Carlos Leonhard Woelz carloswoelz at imap-mail.com
Fri Mar 5 07:20:51 CET 2004


On Wednesday 03 March 2004 15:59, Zac Hansen wrote:
> My name is Zac Hansen.  I'm an experienced UNIX/Linux software developer
> with some KDE experience, but I'm just trying to get back in the fold.
>
> My contributions to KDE include when you go into keyboard shortcuts, you
> can double click on the event you want to set a shortcut for and it pops up
> the shortcut window (you used to have to select the event then push the
> buttons at the bottom.  Also, I wrote the code for stealing shortcuts if
> you try and use an assigned shortcut elsewhere.. alt-tab for example.  It
> will come up and ask you if you want to reassign it to the current event.
> (I think that's my code?  patch was originally rejected, but now there's
> functionality exactly like what I wrote.. so I'm taking credit for it :)

I guess you are a valuable addition :)

> First, I think it would be nice to have a kde-quality chanel on irc
> (#kde-quality ?)  It would be a good place for developers to go if they
> have something they would like to see done.  They could post it to the
> mailing list and go to #kde-quality to see if there's anyone there to take
> it on.  It would also be a good place to interactively answer questions
> about what needs to be done.  Though if no one was going to hang out
> there, it would be worthless..

Yes, this is a good idea. But I can't use IRC most of the time (can't in my 
work and at home I use dial up).

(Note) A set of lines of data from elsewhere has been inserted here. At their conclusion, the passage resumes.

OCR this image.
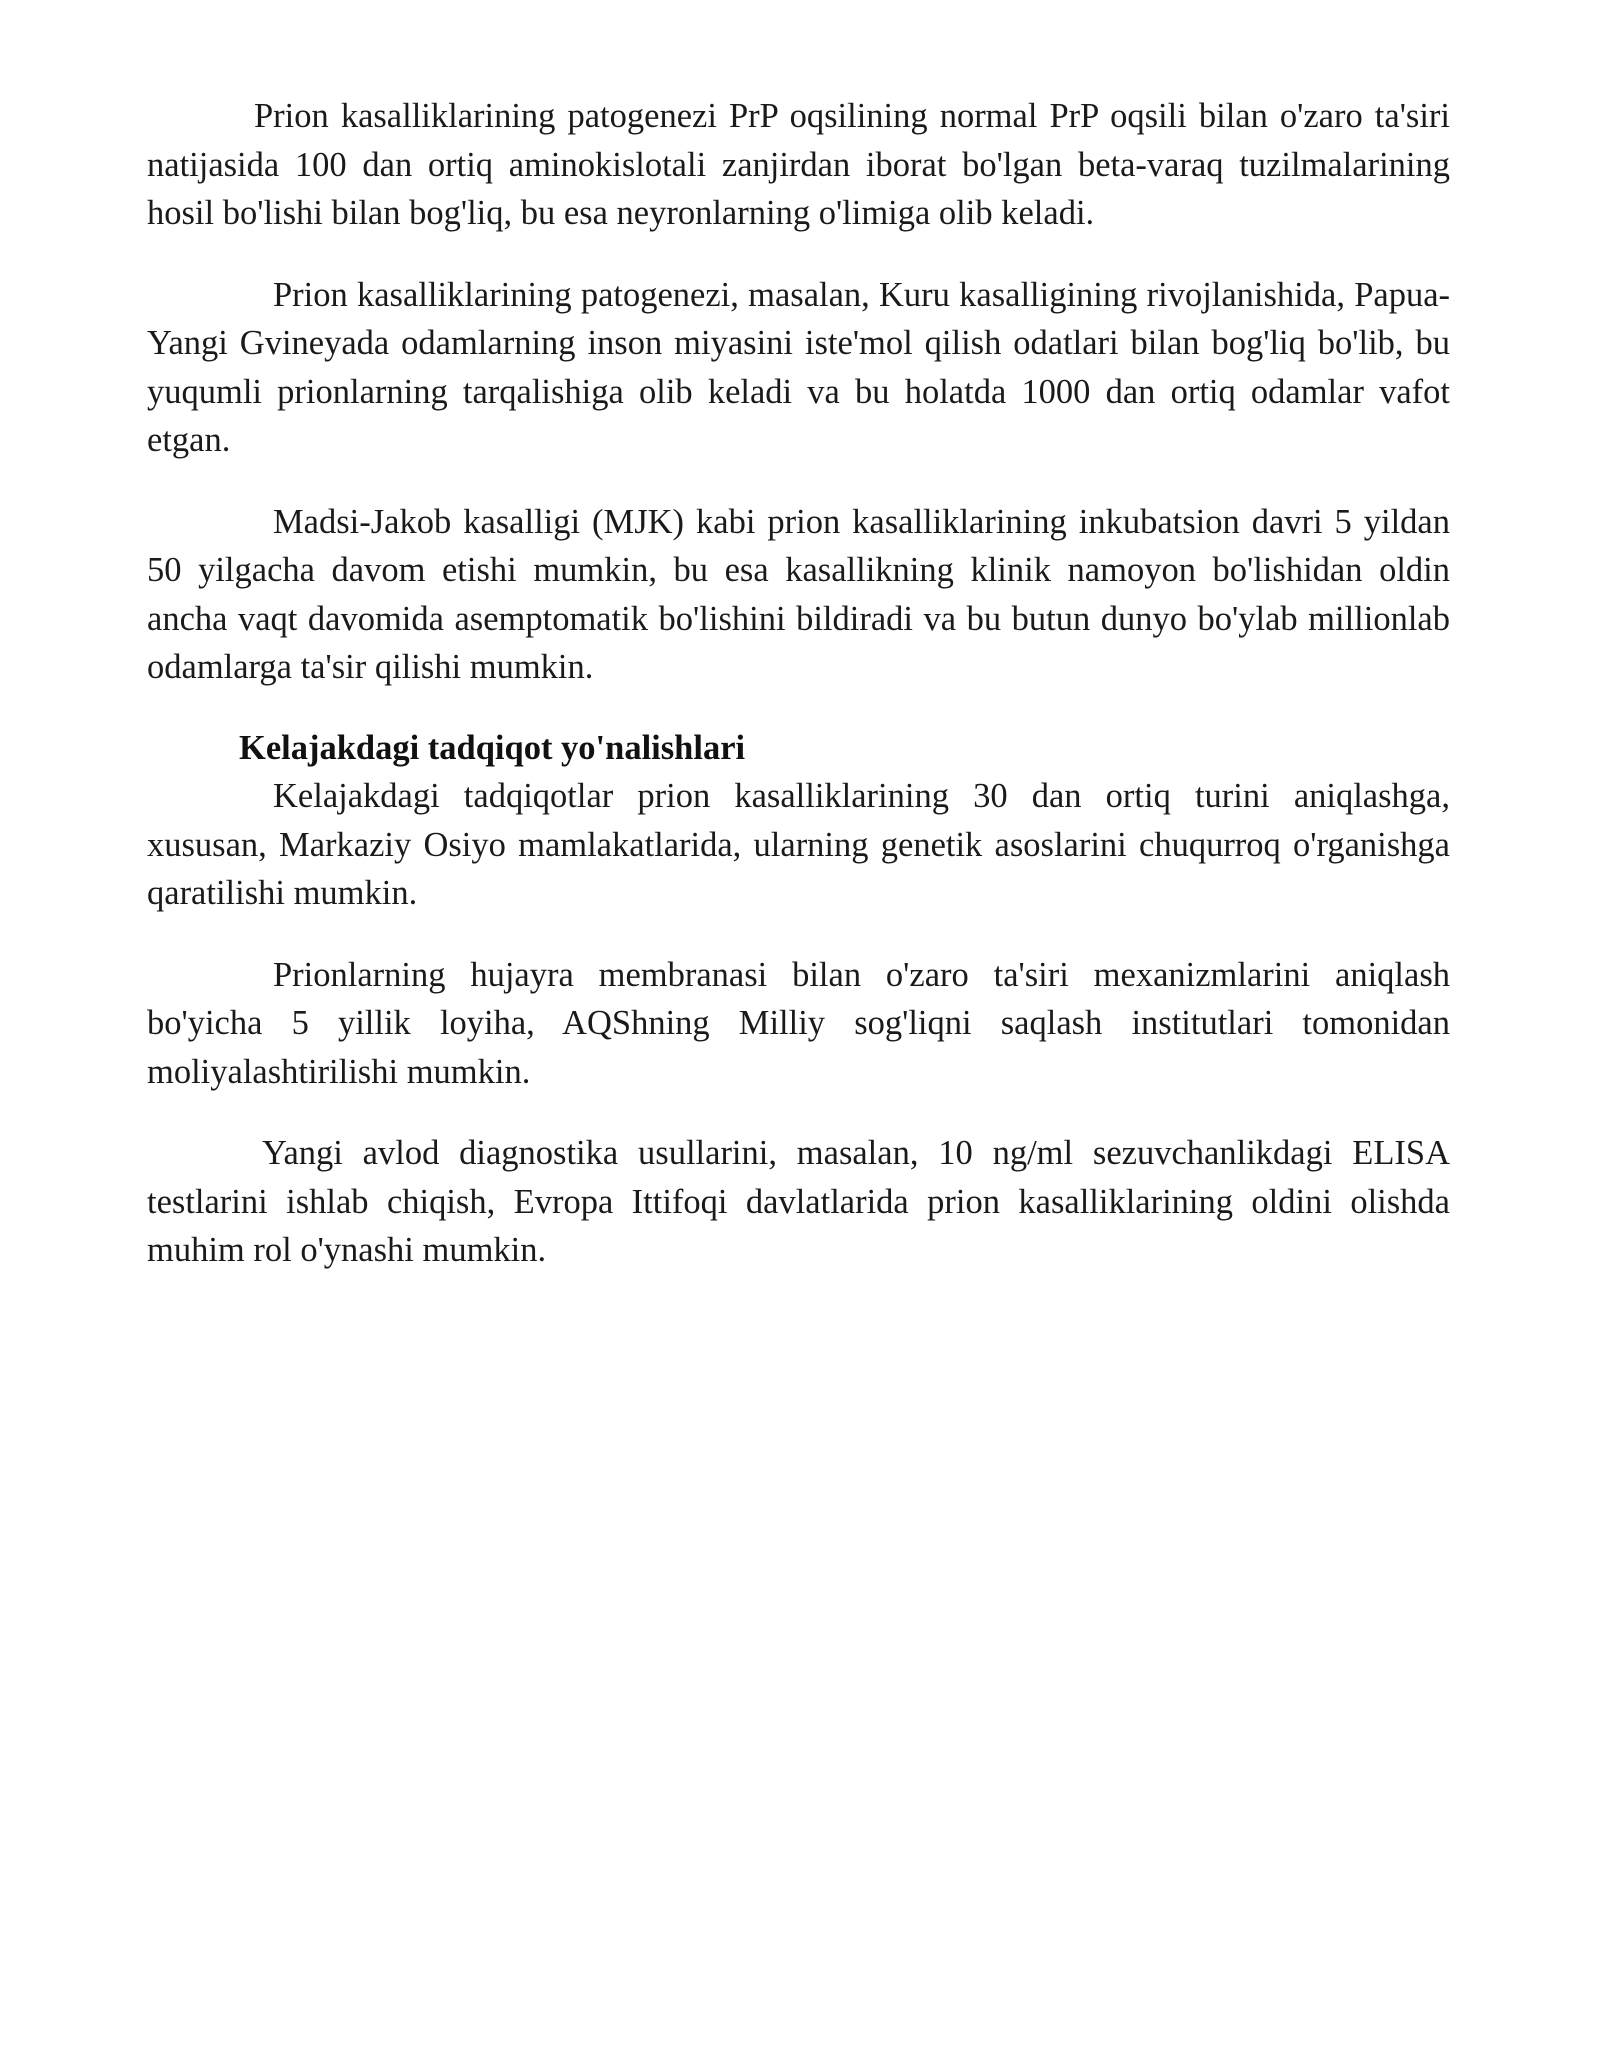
Prion kasalliklarining patogenezi PrP oqsilining normal PrP oqsili bilan o'zaro ta'siri natijasida 100 dan ortiq aminokislotali zanjirdan iborat bo'lgan beta-varaq tuzilmalarining hosil bo'lishi bilan bog'liq, bu esa neyronlarning o'limiga olib keladi.

Prion kasalliklarining patogenezi, masalan, Kuru kasalligining rivojlanishida, Papua-Yangi Gvineyada odamlarning inson miyasini iste'mol qilish odatlari bilan bog'liq bo'lib, bu yuqumli prionlarning tarqalishiga olib keladi va bu holatda 1000 dan ortiq odamlar vafot etgan.

Madsi-Jakob kasalligi (MJK) kabi prion kasalliklarining inkubatsion davri 5 yildan 50 yilgacha davom etishi mumkin, bu esa kasallikning klinik namoyon bo'lishidan oldin ancha vaqt davomida asemptomatik bo'lishini bildiradi va bu butun dunyo bo'ylab millionlab odamlarga ta'sir qilishi mumkin.

Kelajakdagi tadqiqot yo'nalishlari

Kelajakdagi tadqiqotlar prion kasalliklarining 30 dan ortiq turini aniqlashga, xususan, Markaziy Osiyo mamlakatlarida, ularning genetik asoslarini chuqurroq o'rganishga qaratilishi mumkin.

Prionlarning hujayra membranasi bilan o'zaro ta'siri mexanizmlarini aniqlash bo'yicha 5 yillik loyiha, AQShning Milliy sog'liqni saqlash institutlari tomonidan moliyalashtirilishi mumkin.

Yangi avlod diagnostika usullarini, masalan, 10 ng/ml sezuvchanlikdagi ELISA testlarini ishlab chiqish, Evropa Ittifoqi davlatlarida prion kasalliklarining oldini olishda muhim rol o'ynashi mumkin.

So I won't set it up. But maybe you or 
someone else volunteers.

> The second thing i that only half the problem with doing KDE development
> work is the learning curve on the technical aspect.  The other half of the
> problem is the learning curve on the organization of KDE.  Right now, even
> though I want to work on something, I don't know *what* to work on.  A
> concrete list of things that need to be done that are simple enough for me
> to do would be VERY helpful.  Possibly even some sort of 3-level
> organization scheme.. beginner, intermediate, and advanced or something.
> These would be relative to expected kde-quality skill levels and not
> related to full kde developer skill levels.   beginner would be something
> like "get this program, get this document, learn how to use this feature
> and write about it."  That would get someone all the way through getting
> unstable (or stable..), finding the document, learning a feature, possibly
> contacting the developer, and writing some docs.  Intermediate could be
> something having to do with a little more code or documenting a
> significant chunk of a program, while advanced would be full bug hunting
> or documentation of an abandoned or completely undocumented program.

Well, I try to do that in the quality site. For each section in the tasks 
page, I lists the tasks in difficulty order, and link all the needed guides 
for performing them:

http://quality.kde.org/develop/modules/

But for development tasks, maybe we can improve the developers wanted wiki 
page to include this info. You are welcome to do so if you want, as I can't 
judge, I am no programmer.

> I just really think it's important to have a up to date list of concrete
> examples of things that need to be done, especially for people just
> getting started.  KDE can be very intimidating.

Yes I agree. That's why we are here: to show that this is not that difficult.